In many cases they contaminate the remaining recyclables in the blue Toters that do not have California redemption value with garbage from the brown Toters making it impossible for the city to recycle the materials.

By contaminating recyclables, the city is forced to bury them at a landfill.

If the field testing is successful, the city will start phasing in the lockable Toters throughout Manteca. Existing Toters would be either sold to other agencies or ground up and recycled.

The reason the homeless go through Toters is in a search for money in the form of containers for commodities such as soft drinks, energy drinks, water, and juices that have California redemption value of a nickel apiece.

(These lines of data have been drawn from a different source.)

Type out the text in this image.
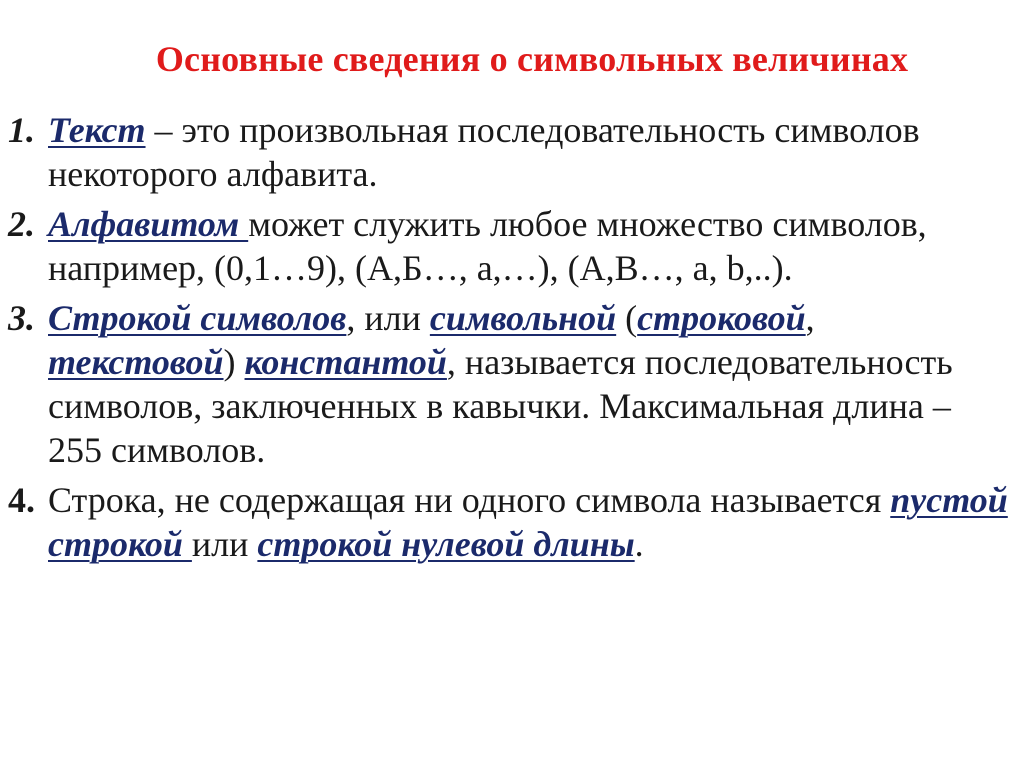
Основные сведения о символьных величинах
1. Текст – это произвольная последовательность символов некоторого алфавита.
2. Алфавитом может служить любое множество символов, например, (0,1…9), (А,Б…, а,…), (A,B…, a, b,..).
3. Строкой символов, или символьной (строковой, текстовой) константой, называется последовательность символов, заключенных в кавычки. Максимальная длина – 255 символов.
4. Строка, не содержащая ни одного символа называется пустой строкой или строкой нулевой длины.
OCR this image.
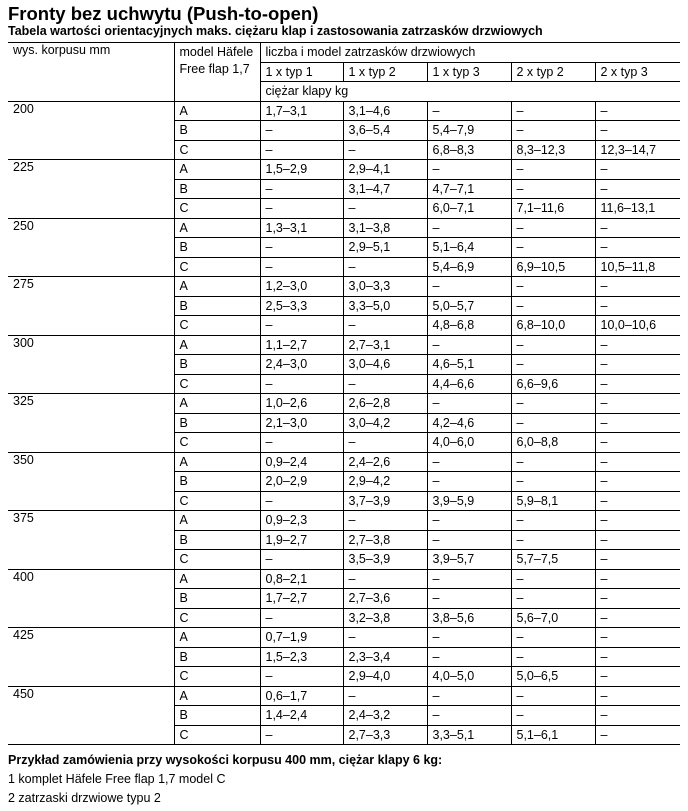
Fronty bez uchwytu (Push-to-open)
Tabela wartości orientacyjnych maks. ciężaru klap i zastosowania zatrzasków drzwiowych
wys. korpusu mm	model Häfele Free flap 1,7	liczba i model zatrzasków drzwiowych				
		1 x typ 1	1 x typ 2	1 x typ 3	2 x typ 2	2 x typ 3
		ciężar klapy kg				
200	A	1,7–3,1	3,1–4,6	–	–	–
	B	–	3,6–5,4	5,4–7,9	–	–
	C	–	–	6,8–8,3	8,3–12,3	12,3–14,7
225	A	1,5–2,9	2,9–4,1	–	–	–
	B	–	3,1–4,7	4,7–7,1	–	–
	C	–	–	6,0–7,1	7,1–11,6	11,6–13,1
250	A	1,3–3,1	3,1–3,8	–	–	–
	B	–	2,9–5,1	5,1–6,4	–	–
	C	–	–	5,4–6,9	6,9–10,5	10,5–11,8
275	A	1,2–3,0	3,0–3,3	–	–	–
	B	2,5–3,3	3,3–5,0	5,0–5,7	–	–
	C	–	–	4,8–6,8	6,8–10,0	10,0–10,6
300	A	1,1–2,7	2,7–3,1	–	–	–
	B	2,4–3,0	3,0–4,6	4,6–5,1	–	–
	C	–	–	4,4–6,6	6,6–9,6	–
325	A	1,0–2,6	2,6–2,8	–	–	–
	B	2,1–3,0	3,0–4,2	4,2–4,6	–	–
	C	–	–	4,0–6,0	6,0–8,8	–
350	A	0,9–2,4	2,4–2,6	–	–	–
	B	2,0–2,9	2,9–4,2	–	–	–
	C	–	3,7–3,9	3,9–5,9	5,9–8,1	–
375	A	0,9–2,3	–	–	–	–
	B	1,9–2,7	2,7–3,8	–	–	–
	C	–	3,5–3,9	3,9–5,7	5,7–7,5	–
400	A	0,8–2,1	–	–	–	–
	B	1,7–2,7	2,7–3,6	–	–	–
	C	–	3,2–3,8	3,8–5,6	5,6–7,0	–
425	A	0,7–1,9	–	–	–	–
	B	1,5–2,3	2,3–3,4	–	–	–
	C	–	2,9–4,0	4,0–5,0	5,0–6,5	–
450	A	0,6–1,7	–	–	–	–
	B	1,4–2,4	2,4–3,2	–	–	–
	C	–	2,7–3,3	3,3–5,1	5,1–6,1	–
Przykład zamówienia przy wysokości korpusu 400 mm, ciężar klapy 6 kg:
1 komplet Häfele Free flap 1,7 model C
2 zatrzaski drzwiowe typu 2
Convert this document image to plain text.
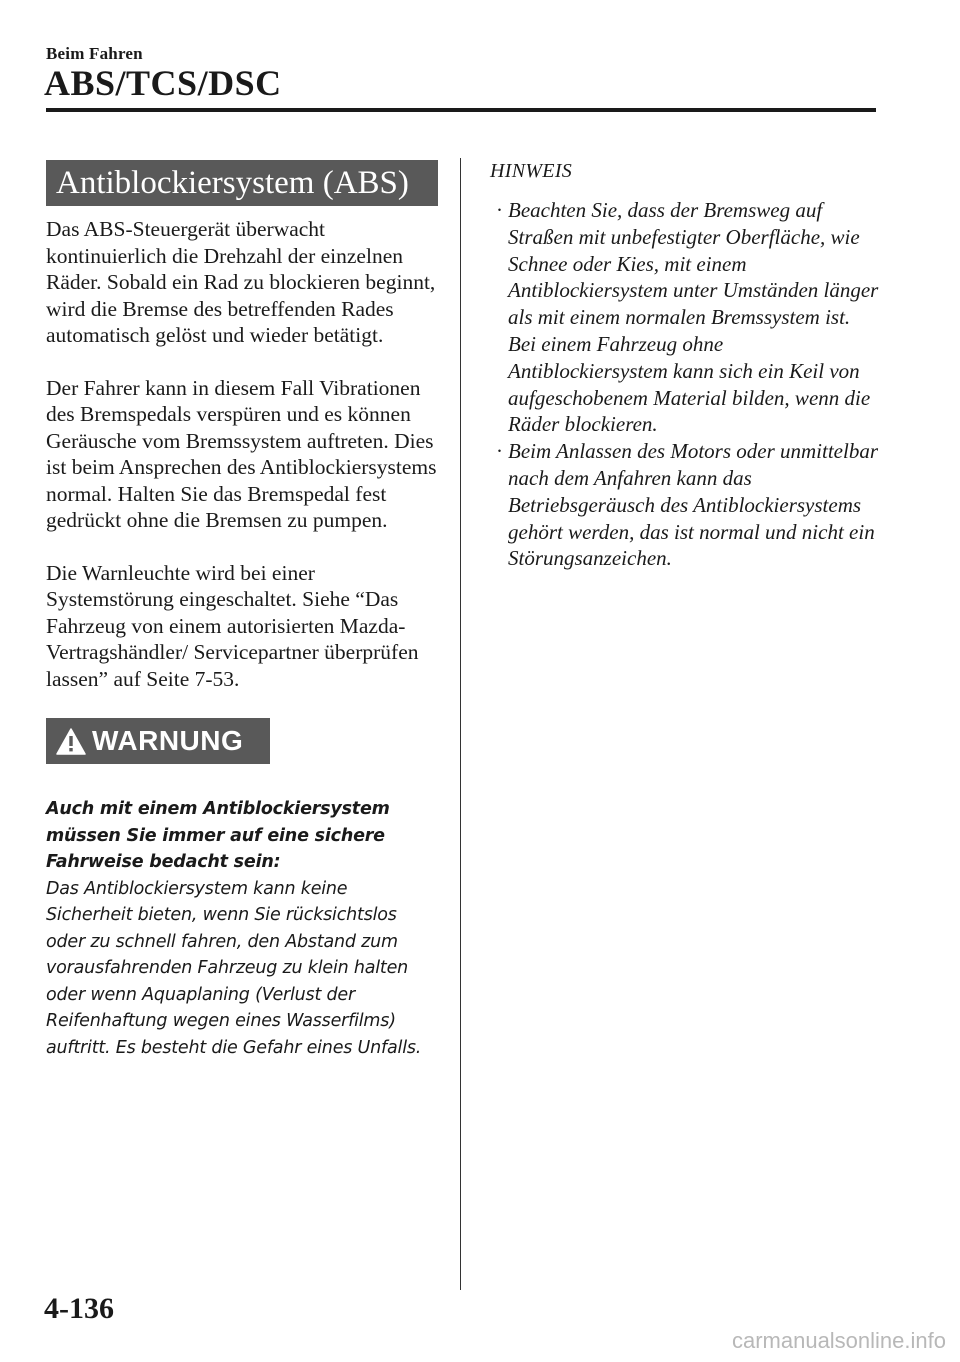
Beim Fahren
ABS/TCS/DSC
Antiblockiersystem (ABS)

Das ABS-Steuergerät überwacht kontinuierlich die Drehzahl der einzelnen Räder. Sobald ein Rad zu blockieren beginnt, wird die Bremse des betreffenden Rades automatisch gelöst und wieder betätigt.

Der Fahrer kann in diesem Fall Vibrationen des Bremspedals verspüren und es können Geräusche vom Bremssystem auftreten. Dies ist beim Ansprechen des Antiblockiersystems normal. Halten Sie das Bremspedal fest gedrückt ohne die Bremsen zu pumpen.

Die Warnleuchte wird bei einer Systemstörung eingeschaltet. Siehe “Das Fahrzeug von einem autorisierten Mazda-Vertragshändler/ Servicepartner überprüfen lassen” auf Seite 7-53.

WARNUNG
Auch mit einem Antiblockiersystem müssen Sie immer auf eine sichere Fahrweise bedacht sein:
Das Antiblockiersystem kann keine Sicherheit bieten, wenn Sie rücksichtslos oder zu schnell fahren, den Abstand zum vorausfahrenden Fahrzeug zu klein halten oder wenn Aquaplaning (Verlust der Reifenhaftung wegen eines Wasserfilms) auftritt. Es besteht die Gefahr eines Unfalls.
HINWEIS
· Beachten Sie, dass der Bremsweg auf Straßen mit unbefestigter Oberfläche, wie Schnee oder Kies, mit einem Antiblockiersystem unter Umständen länger als mit einem normalen Bremssystem ist. Bei einem Fahrzeug ohne Antiblockiersystem kann sich ein Keil von aufgeschobenem Material bilden, wenn die Räder blockieren.
· Beim Anlassen des Motors oder unmittelbar nach dem Anfahren kann das Betriebsgeräusch des Antiblockiersystems gehört werden, das ist normal und nicht ein Störungsanzeichen.
4-136
carmanualsonline.info
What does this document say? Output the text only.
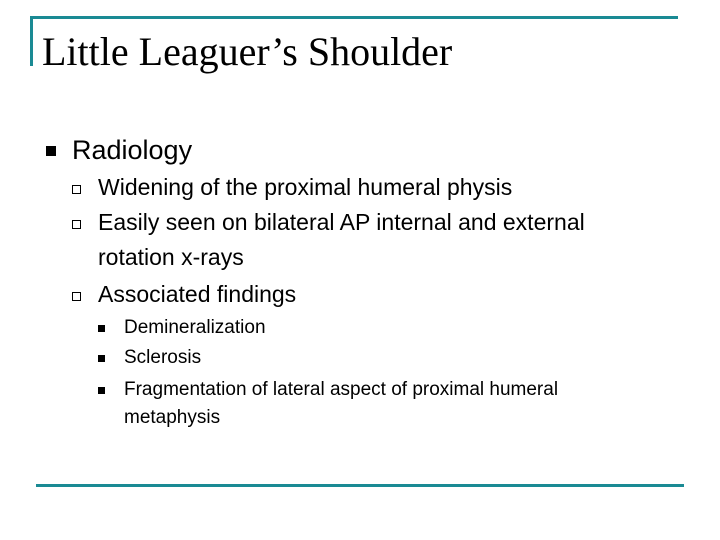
Little Leaguer’s Shoulder
Radiology
Widening of the proximal humeral physis
Easily seen on bilateral AP internal and external
rotation x-rays
Associated findings
Demineralization
Sclerosis
Fragmentation of lateral aspect of proximal humeral
metaphysis
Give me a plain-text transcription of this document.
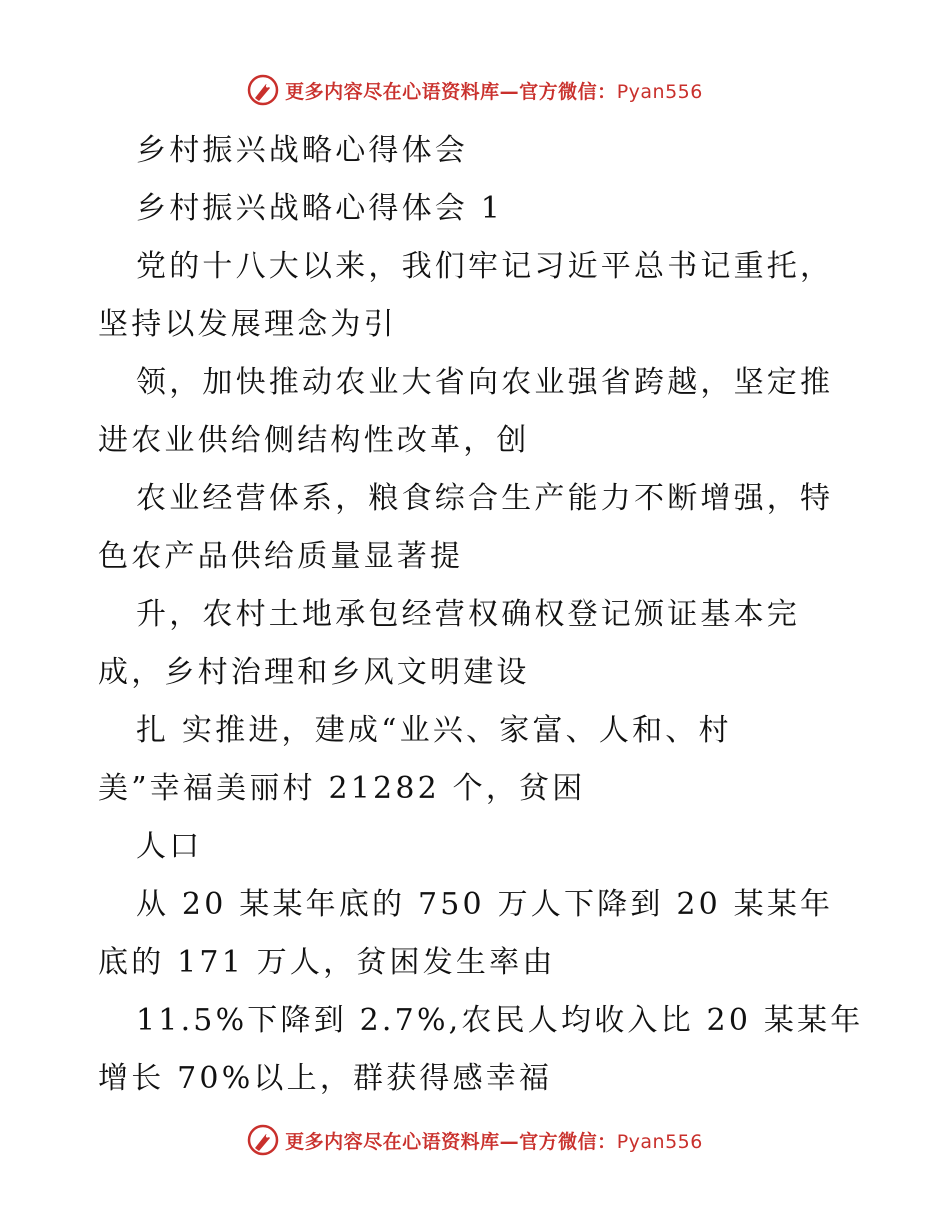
更多内容尽在心语资料库—官方微信：Pyan556
乡村振兴战略心得体会
乡村振兴战略心得体会 1
党的十八大以来，我们牢记习近平总书记重托，
坚持以发展理念为引
领，加快推动农业大省向农业强省跨越，坚定推
进农业供给侧结构性改革，创
农业经营体系，粮食综合生产能力不断增强，特
色农产品供给质量显著提
升，农村土地承包经营权确权登记颁证基本完
成，乡村治理和乡风文明建设
扎 实推进，建成“业兴、家富、人和、村
美”幸福美丽村 21282 个，贫困
人口
从 20 某某年底的 750 万人下降到 20 某某年
底的 171 万人，贫困发生率由
11.5%下降到 2.7%,农民人均收入比 20 某某年
增长 70%以上，群获得感幸福
更多内容尽在心语资料库—官方微信：Pyan556
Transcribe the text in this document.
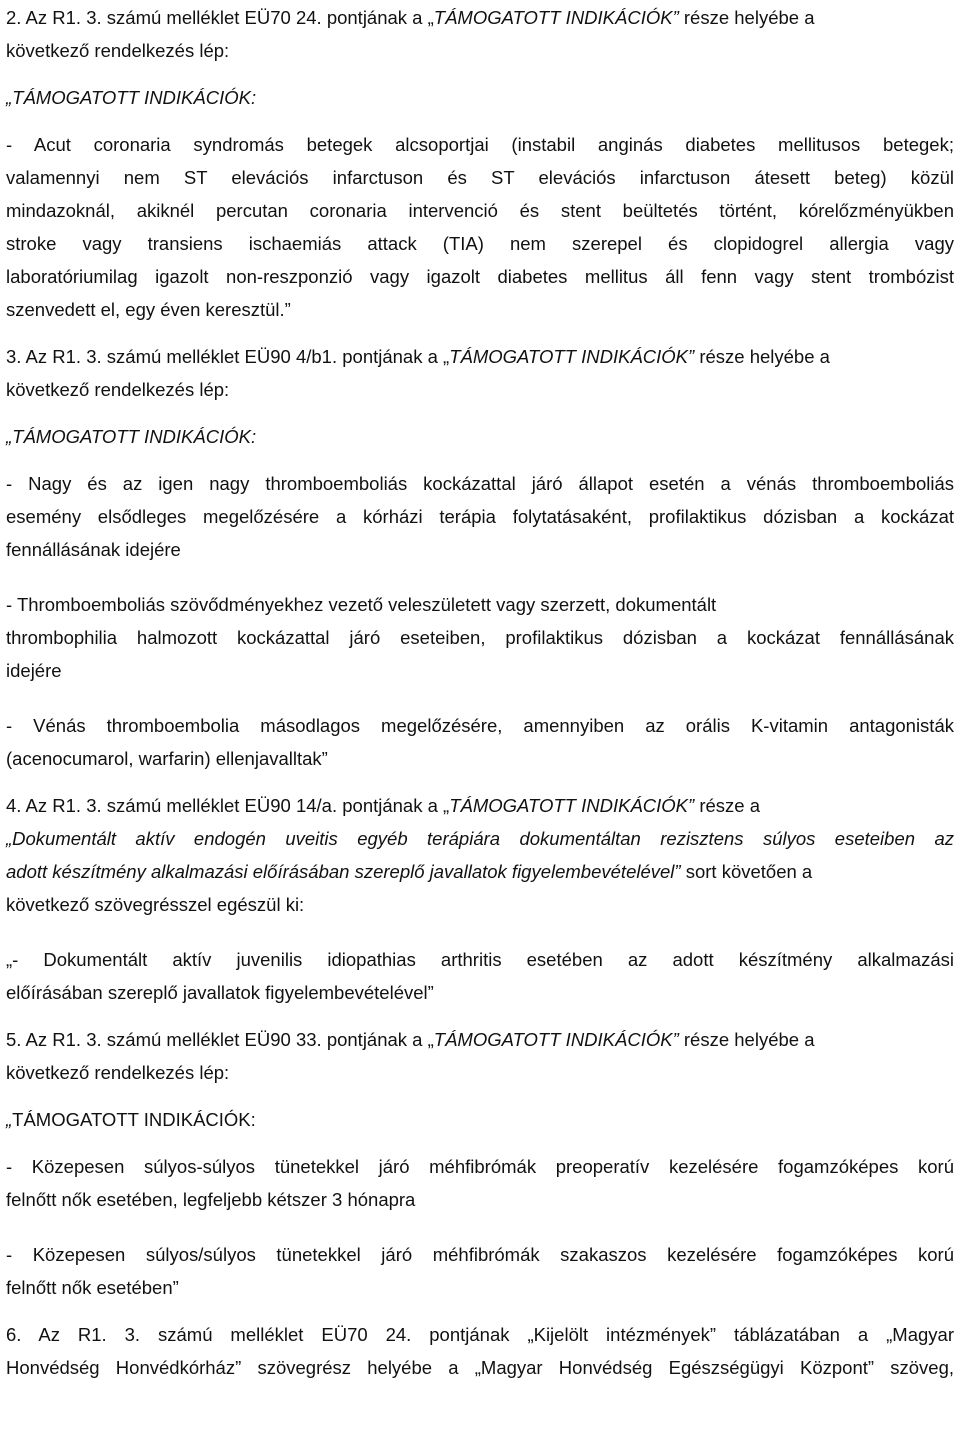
2. Az R1. 3. számú melléklet EÜ70 24. pontjának a „TÁMOGATOTT INDIKÁCIÓK” része helyébe a
következő rendelkezés lép:
„TÁMOGATOTT INDIKÁCIÓK:
- Acut coronaria syndromás betegek alcsoportjai (instabil anginás diabetes mellitusos betegek;
valamennyi nem ST elevációs infarctuson és ST elevációs infarctuson átesett beteg) közül
mindazoknál, akiknél percutan coronaria intervenció és stent beültetés történt, kórelőzményükben
stroke vagy transiens ischaemiás attack (TIA) nem szerepel és clopidogrel allergia vagy
laboratóriumilag igazolt non-reszponzió vagy igazolt diabetes mellitus áll fenn vagy stent trombózist
szenvedett el, egy éven keresztül.”
3. Az R1. 3. számú melléklet EÜ90 4/b1. pontjának a „TÁMOGATOTT INDIKÁCIÓK” része helyébe a
következő rendelkezés lép:
„TÁMOGATOTT INDIKÁCIÓK:
- Nagy és az igen nagy thromboemboliás kockázattal járó állapot esetén a vénás thromboemboliás
esemény elsődleges megelőzésére a kórházi terápia folytatásaként, profilaktikus dózisban a kockázat
fennállásának idejére
- Thromboemboliás szövődményekhez vezető veleszületett vagy szerzett, dokumentált
thrombophilia halmozott kockázattal járó eseteiben, profilaktikus dózisban a kockázat fennállásának
idejére
- Vénás thromboembolia másodlagos megelőzésére, amennyiben az orális K-vitamin antagonisták
(acenocumarol, warfarin) ellenjavalltak”
4. Az R1. 3. számú melléklet EÜ90 14/a. pontjának a „TÁMOGATOTT INDIKÁCIÓK” része a
„Dokumentált aktív endogén uveitis egyéb terápiára dokumentáltan rezisztens súlyos eseteiben az
adott készítmény alkalmazási előírásában szereplő javallatok figyelembevételével” sort követően a
következő szövegrésszel egészül ki:
„- Dokumentált aktív juvenilis idiopathias arthritis esetében az adott készítmény alkalmazási
előírásában szereplő javallatok figyelembevételével”
5. Az R1. 3. számú melléklet EÜ90 33. pontjának a „TÁMOGATOTT INDIKÁCIÓK” része helyébe a
következő rendelkezés lép:
„TÁMOGATOTT INDIKÁCIÓK:
- Közepesen súlyos-súlyos tünetekkel járó méhfibrómák preoperatív kezelésére fogamzóképes korú
felnőtt nők esetében, legfeljebb kétszer 3 hónapra
- Közepesen súlyos/súlyos tünetekkel járó méhfibrómák szakaszos kezelésére fogamzóképes korú
felnőtt nők esetében”
6. Az R1. 3. számú melléklet EÜ70 24. pontjának „Kijelölt intézmények” táblázatában a „Magyar
Honvédség Honvédkórház” szövegrész helyébe a „Magyar Honvédség Egészségügyi Központ” szöveg,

If a Manteca household tossed out 20 such containers a week — the equivalent of three six packs of soda and two juice bottles — it represents $1 in redeemable value. Multiply that by Manteca’s households and it represents $24,000 a week of potential money for the homeless or $1,248,000 a year. Of course, not all recyclables are tossed in Toters.

The new Toters will work only if residents remember to lock them before placing them at curbside.

They do not need to be unlocked, however, for city crews to dump them in refuse trucks.

The system works on gravity. When the Toter is lifted up and is turned around 180 degrees, the lid opens and the recyclables fallout.

LeStrange said that it is extremely hard for one person to do when a Toter is loaded. They can turn it sideways and such but can’t get the lid to open.

Locked Toters could also help cut down on identity theft. Rummaging through Toters is still the main source of ID theft for criminals operating in the Manteca area.

The City Council meets on Tuesday at 7 p.m. at the Civic Center, 1001 W. Center St.